Hailton Correa
Às ideias, muitas vezes é preferível o mofo e a poeira do que é intrínseco, do que o verniz e o polimento do que é superficial.
Os pezinhos pisam as areias frescas, brincando numa distância mais segura, longe da podridão da maldade humana.
Cinco pras Seis
Soa o despertador. Deu vontade de quebrá-lo ou atirá-lo contra a parede ou retirar a bateria ou engoli-lo. Programou para voltar a tocar em cinco minutos, voltou a dormir e sonhou. Falta de ar. Sangue escorrendo. Corpo esfriando. A morte chegando. Nem um minuto mais lhe restaria. Ao tocar pela segunda vez, de sobressalto pôs-se sentado, beijou o aparelho e jurou, ainda ofegante, amor eterno.
Uns Cortes
Começou primeiro a cortar mesa e cadeiras, sofá, televisão, depois raque, filtro de água, fogão, carros, em seguida árvores, e por fim animais e gentes. As lâminas vazavam tudo, sem dó nem piedade, a mando de uma mulherona mandona que observava de certa distância com fúria nos olhos.

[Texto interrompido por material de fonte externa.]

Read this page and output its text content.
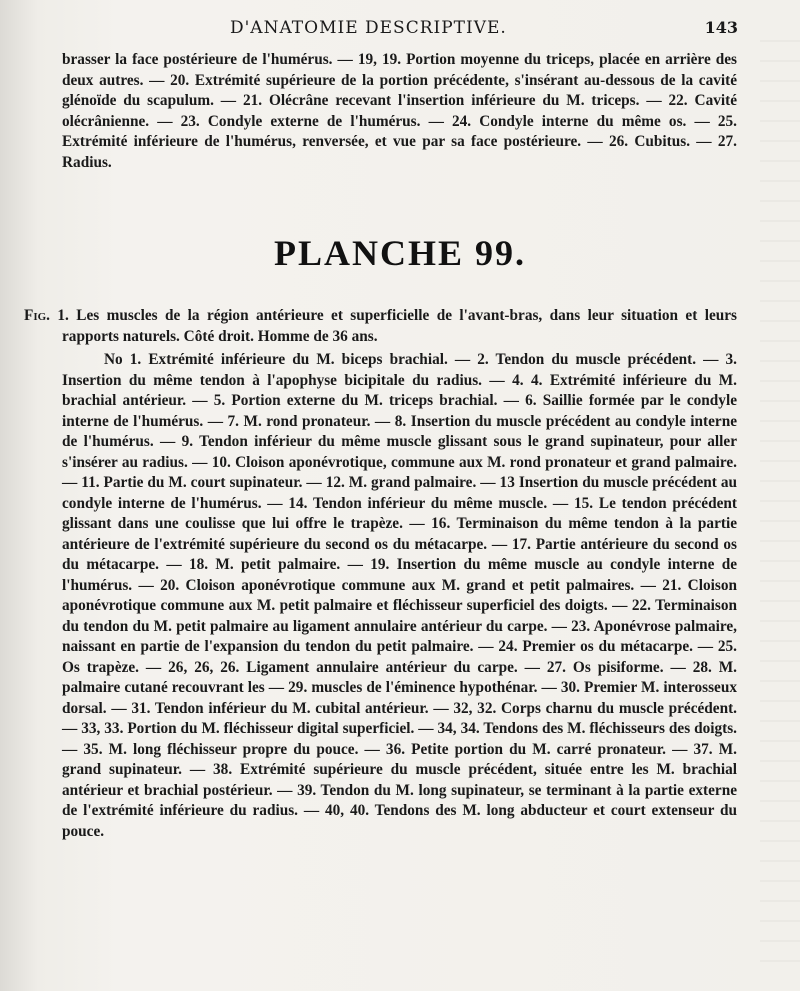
D'ANATOMIE DESCRIPTIVE.	143

brasser la face postérieure de l'humérus. — 19, 19. Portion moyenne du triceps, placée en arrière des deux autres. — 20. Extrémité supérieure de la portion précédente, s'insérant au-dessous de la cavité glénoïde du scapulum. — 21. Olécrâne recevant l'insertion inférieure du M. triceps. — 22. Cavité olécrânienne. — 23. Condyle externe de l'humérus. — 24. Condyle interne du même os. — 25. Extrémité inférieure de l'humérus, renversée, et vue par sa face postérieure. — 26. Cubitus. — 27. Radius.

PLANCHE 99.

Fig. 1. Les muscles de la région antérieure et superficielle de l'avant-bras, dans leur situation et leurs rapports naturels. Côté droit. Homme de 36 ans.

No 1. Extrémité inférieure du M. biceps brachial. — 2. Tendon du muscle précédent. — 3. Insertion du même tendon à l'apophyse bicipitale du radius. — 4. 4. Extrémité inférieure du M. brachial antérieur. — 5. Portion externe du M. triceps brachial. — 6. Saillie formée par le condyle interne de l'humérus. — 7. M. rond pronateur. — 8. Insertion du muscle précédent au condyle interne de l'humérus. — 9. Tendon inférieur du même muscle glissant sous le grand supinateur, pour aller s'insérer au radius. — 10. Cloison aponévrotique, commune aux M. rond pronateur et grand palmaire. — 11. Partie du M. court supinateur. — 12. M. grand palmaire. — 13 Insertion du muscle précédent au condyle interne de l'humérus. — 14. Tendon inférieur du même muscle. — 15. Le tendon précédent glissant dans une coulisse que lui offre le trapèze. — 16. Terminaison du même tendon à la partie antérieure de l'extrémité supérieure du second os du métacarpe. — 17. Partie antérieure du second os du métacarpe. — 18. M. petit palmaire. — 19. Insertion du même muscle au condyle interne de l'humérus. — 20. Cloison aponévrotique commune aux M. grand et petit palmaires. — 21. Cloison aponévrotique commune aux M. petit palmaire et fléchisseur superficiel des doigts. — 22. Terminaison du tendon du M. petit palmaire au ligament annulaire antérieur du carpe. — 23. Aponévrose palmaire, naissant en partie de l'expansion du tendon du petit palmaire. — 24. Premier os du métacarpe. — 25. Os trapèze. — 26, 26, 26. Ligament annulaire antérieur du carpe. — 27. Os pisiforme. — 28. M. palmaire cutané recouvrant les — 29. muscles de l'éminence hypothénar. — 30. Premier M. interosseux dorsal. — 31. Tendon inférieur du M. cubital antérieur. — 32, 32. Corps charnu du muscle précédent. — 33, 33. Portion du M. fléchisseur digital superficiel. — 34, 34. Tendons des M. fléchisseurs des doigts. — 35. M. long fléchisseur propre du pouce. — 36. Petite portion du M. carré pronateur. — 37. M. grand supinateur. — 38. Extrémité supérieure du muscle précédent, située entre les M. brachial antérieur et brachial postérieur. — 39. Tendon du M. long supinateur, se terminant à la partie externe de l'extrémité inférieure du radius. — 40, 40. Tendons des M. long abducteur et court extenseur du pouce.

— Corto também essa carne podre pendurada nas suas costas? — perguntou-lhe o sujeito com a máquina na mão.
— Não, isso não. De jeito nenhum. Está louco?
E caminhando em direção a ele:
— Dá aqui essa máquina, você também já não me serve mais.
— Ziu!
Toda experiência que a gente adquire é um mero empréstimo, cuja serventia devia ser mais coletiva que individual. Talvez isso explique o porquê de estarmos tão desengonçados.
Quando parecer impossível remontar as coisas quebradas, o melhor, talvez, seja misturar os cacos e iniciar um belo mosaico.